Johannes 1,5 Und das Licht scheint in der Finsternis, und die Finsternis hat’s nicht ergriffen Der Prolog des Johannesevangelium Teil 6

Und das Licht scheint in der Finsternis, und die Finsternis hat’s nicht ergriffen Johannes 1,5
Der Prolog des Johannesevangelium Teil 6
Genau an diesem Punkt finden wir in dem Prolog auch die ersten Anzeichen des erwähnten Konfliktes. Dramatisch ist jedenfalls, was uns Vers 5 zu sagen hat: Äußerlich ist zunächst klar, dass Johannes auf das Geschehen des ersten Schöpfungstages Bezug nimmt. Licht und Finsternis treten auch dort auseinander. Hört man nun tiefer in die Geschichte der Auslegung von 1. Mose 1 hinein, dann macht man die Beobachtung, dass »Licht« und »Finsternis« vom AT und vom Judentum keineswegs nur in einem äußeren Sinne verstanden wurden. Vielmehr bringen diese Begriffe grundsätzliche Sphären und Positionen zum Ausdruck. Das zeigt uns beispielsweise Jesaja 45,7: Der »Ich das Licht mache und schaffe die Finsternis, der ich Frieden gebe und schaffe Unheil.

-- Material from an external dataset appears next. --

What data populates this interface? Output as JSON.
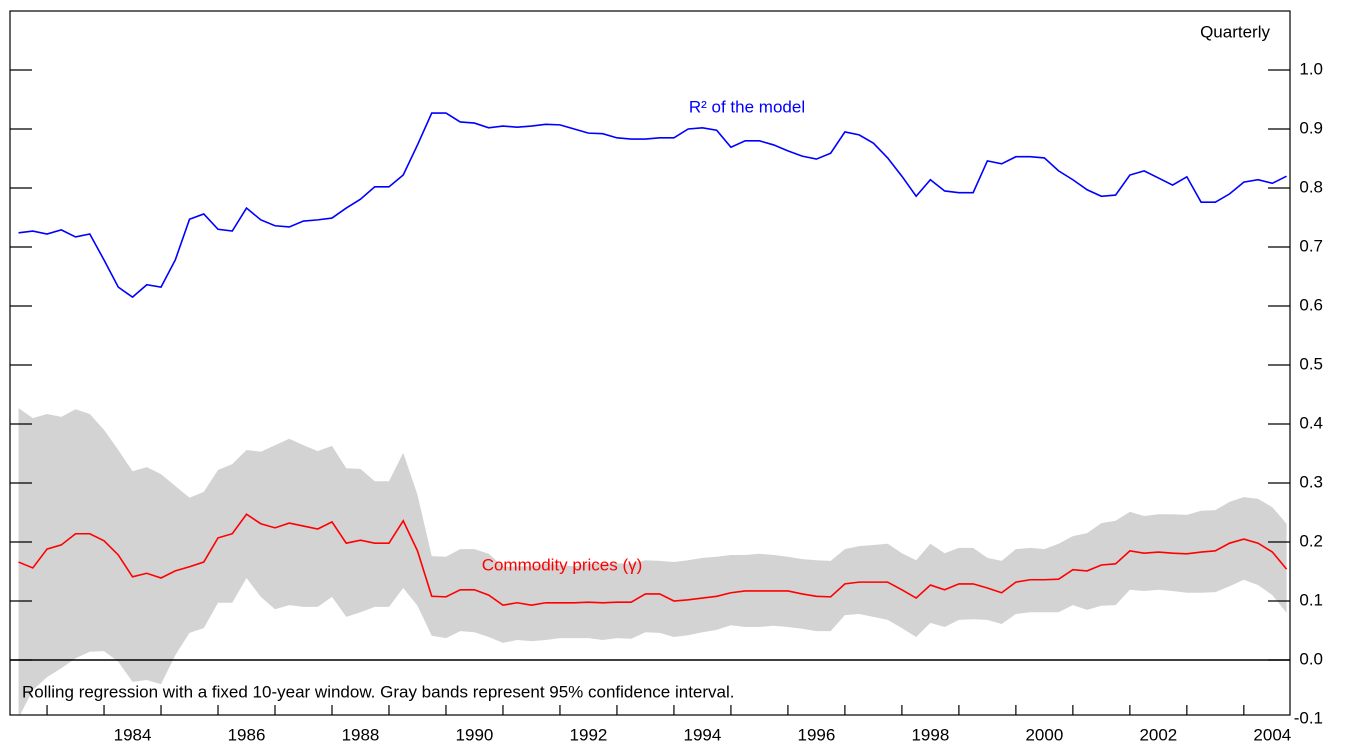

Die Auswirkungen des göttlichen Lebens werden der Welt durch das LOGOS offenbart, aber die Welt ist nicht empfänglich dafür. Oder mit anderen Worten: Obwohl die Welt dieses Licht nicht auslöschen kann, kann sie es wohl verdunkeln. Der fortwährende Widerstand des Lichtes gegen die Dunkelheit und die Unfähigkeit der Dunkelheit, mit ihren Mächten des Hasses und des Unglaubens zu siegen, ist das Generalthema des Johannes- Evangeliums.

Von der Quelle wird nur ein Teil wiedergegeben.